As a filmmaker, David Lynch remains one of the most uniquely singular voices currently working. With just ten films and a handful of television projects to his name (plus all kinds of Lynchian short films and commercials spread out from the 60s to today), the Montana-born writer-director has managed to carve the strangest, most surreal path imaginable for himself.
After bursting onto the scene with his debut feature Eraserhead in 1977, Lynch went on to release a biopic about the infamous Elephant Man, a much-contested feature film adaptation of Frank Herbert’s Dune, and a Hollywood horror story for the ages called Mulholland Drive (among other films, of course). Simply put, there’s truly no one like him.

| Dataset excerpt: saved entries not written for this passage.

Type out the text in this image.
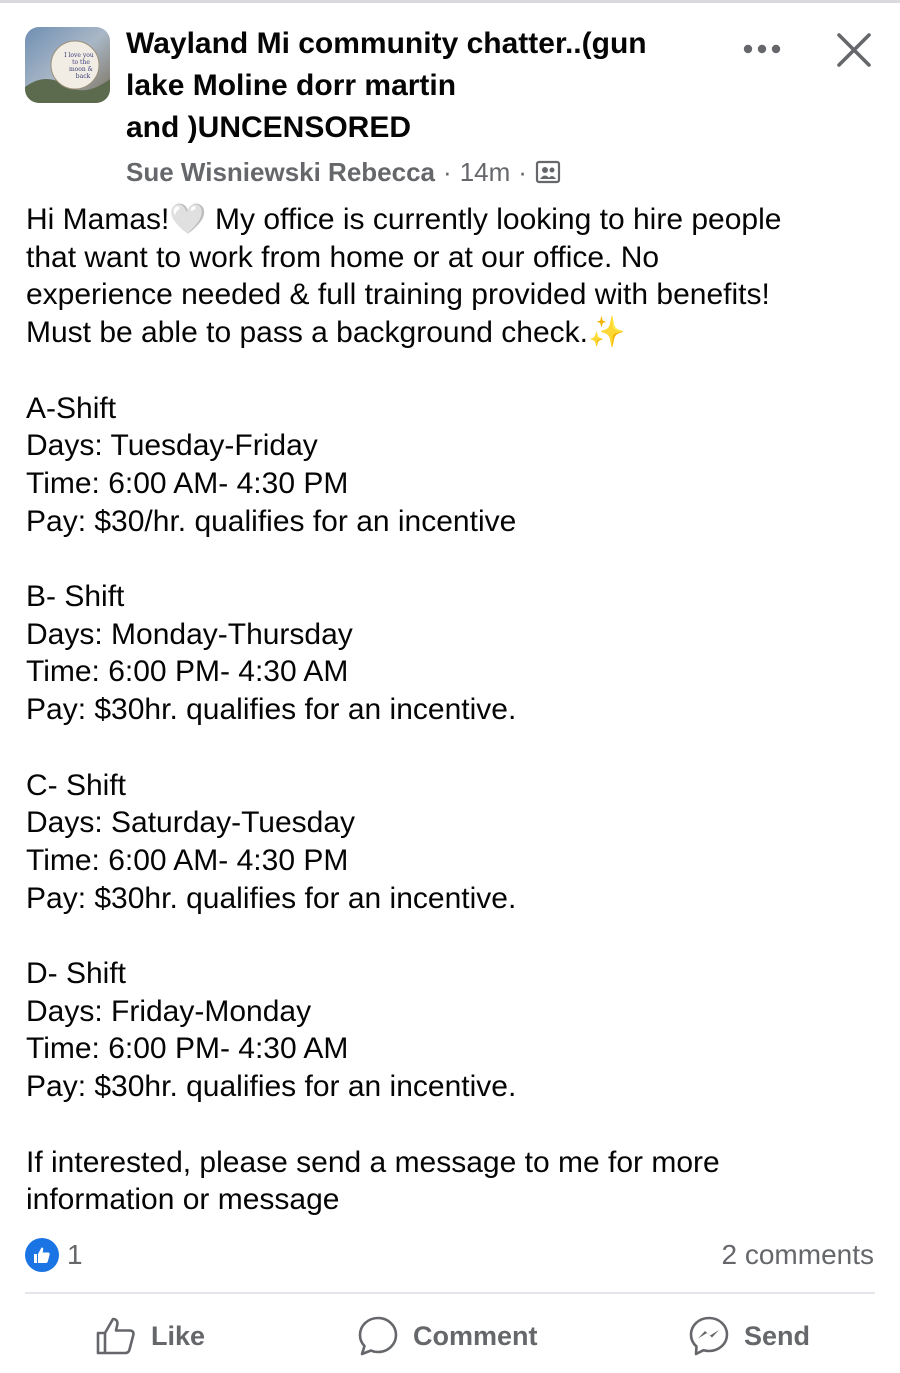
I love you
to the
moon &
back
Wayland Mi community chatter..(gun
lake Moline dorr martin
and )UNCENSORED
Sue Wisniewski Rebecca · 14m ·

Hi Mamas!🤍 My office is currently looking to hire people
that want to work from home or at our office. No
experience needed & full training provided with benefits!
Must be able to pass a background check.✨

A-Shift
Days: Tuesday-Friday
Time: 6:00 AM- 4:30 PM
Pay: $30/hr. qualifies for an incentive

B- Shift
Days: Monday-Thursday
Time: 6:00 PM- 4:30 AM
Pay: $30hr. qualifies for an incentive.

C- Shift
Days: Saturday-Tuesday
Time: 6:00 AM- 4:30 PM
Pay: $30hr. qualifies for an incentive.

D- Shift
Days: Friday-Monday
Time: 6:00 PM- 4:30 AM
Pay: $30hr. qualifies for an incentive.

If interested, please send a message to me for more
information or message

1	2 comments
Like	Comment	Send
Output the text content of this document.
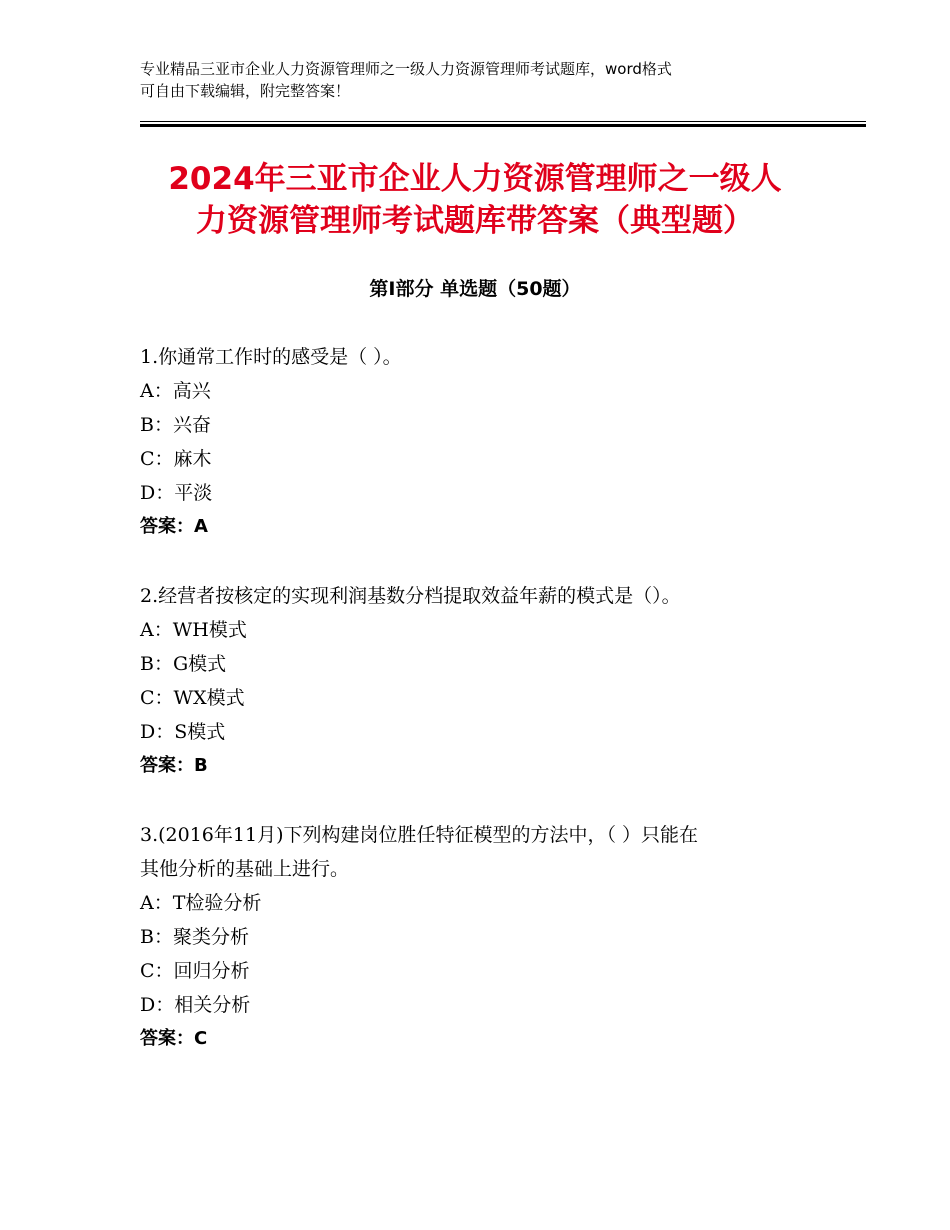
专业精品三亚市企业人力资源管理师之一级人力资源管理师考试题库，word格式
可自由下载编辑，附完整答案！
2024年三亚市企业人力资源管理师之一级人
力资源管理师考试题库带答案（典型题）
第Ⅰ部分 单选题（50题）
1.你通常工作时的感受是（ ）。
A：高兴
B：兴奋
C：麻木
D：平淡
答案：A
2.经营者按核定的实现利润基数分档提取效益年薪的模式是（）。
A：WH模式
B：G模式
C：WX模式
D：S模式
答案：B
3.(2016年11月)下列构建岗位胜任特征模型的方法中，（ ）只能在
其他分析的基础上进行。
A：T检验分析
B：聚类分析
C：回归分析
D：相关分析
答案：C
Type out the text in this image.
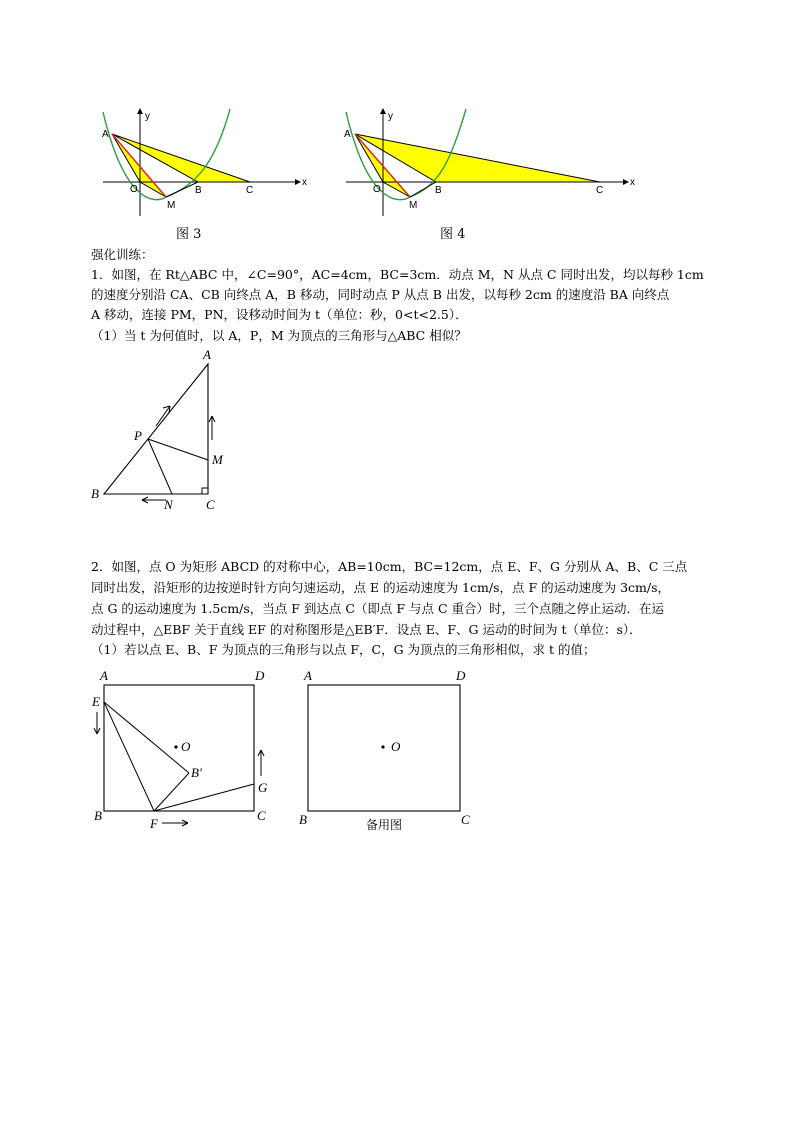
A
O
M
B	C
x
y
图 3
A
O
M
B	C
x
y
图 4

强化训练：

1．如图，在 Rt△ABC 中，∠C=90°，AC=4cm，BC=3cm．动点 M，N 从点 C 同时出发，均以每秒 1cm

的速度分别沿 CA、CB 向终点 A，B 移动，同时动点 P 从点 B 出发，以每秒 2cm 的速度沿 BA 向终点

A 移动，连接 PM，PN，设移动时间为 t（单位：秒，0<t<2.5）．

（1）当 t 为何值时，以 A，P，M 为顶点的三角形与△ABC 相似？

A
P
M
B
N	C

2．如图，点 O 为矩形 ABCD 的对称中心，AB=10cm，BC=12cm，点 E、F、G 分别从 A、B、C 三点

同时出发，沿矩形的边按逆时针方向匀速运动，点 E 的运动速度为 1cm/s，点 F 的运动速度为 3cm/s，

点 G 的运动速度为 1.5cm/s，当点 F 到达点 C（即点 F 与点 C 重合）时，三个点随之停止运动．在运

动过程中，△EBF 关于直线 EF 的对称图形是△EB′F．设点 E、F、G 运动的时间为 t（单位：s）．

（1）若以点 E、B、F 为顶点的三角形与以点 F，C，G 为顶点的三角形相似，求 t 的值；

A	D
E
O
B′
G
B
F
C
A	D
O
B	C
备用图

Unsurprisingly, this odd moviemaker has an equally peculiar personal life. Existing almost like a cartoon character, often wearing the same outfit (a white button-up — buttoned all the way to the top — and an ill-fitting black suit) with the same cigarette dangling from his mouth and the same gray coif on the top of his head, Lynch is undoubtedly a one-of-a-kind man. This is a fact that carries over from his films and seeps into his own daily routine.
From on-set stories to baffling personal appearances to rumors of failed projects and weird habits, there are all kinds of unusual stories out there about David Lynch.

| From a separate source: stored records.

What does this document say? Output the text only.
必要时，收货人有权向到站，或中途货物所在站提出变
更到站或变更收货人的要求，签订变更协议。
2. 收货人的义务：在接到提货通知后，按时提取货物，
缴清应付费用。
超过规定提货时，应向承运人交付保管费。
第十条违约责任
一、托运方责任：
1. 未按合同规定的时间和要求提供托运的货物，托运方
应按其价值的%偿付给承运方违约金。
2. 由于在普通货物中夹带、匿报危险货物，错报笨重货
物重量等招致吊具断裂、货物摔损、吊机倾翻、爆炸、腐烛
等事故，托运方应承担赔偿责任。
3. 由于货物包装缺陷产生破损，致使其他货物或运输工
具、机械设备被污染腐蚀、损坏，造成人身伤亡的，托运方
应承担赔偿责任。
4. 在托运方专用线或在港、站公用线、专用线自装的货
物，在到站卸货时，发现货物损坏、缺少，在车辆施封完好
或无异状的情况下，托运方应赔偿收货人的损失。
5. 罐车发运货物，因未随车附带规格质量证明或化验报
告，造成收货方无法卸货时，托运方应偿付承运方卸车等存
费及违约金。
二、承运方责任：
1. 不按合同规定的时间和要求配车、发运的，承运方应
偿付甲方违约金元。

10. He Doesn't Like Cooking In The House
As the director has told countless sources throughout the decades, cooking in the house is just about the worst thing imaginable to David Lynch. As someone who does all kinds of creative work in his home, there are certain stipulations that he chooses to live by. This includes cooking.
To him, the oils, greases, and stenches from the evening meals cling to his papers and paintings and completely “deteriorate the works.”
If he absolutely must cook at home, it’s going to be something relatively odourless like rice or quinoa (the latter is a personal favorite of his — he even released a video on how to cook it). To him, these foods are nutritious enough to satiate him and not smelly enough to keep him from reaching his full creative potential.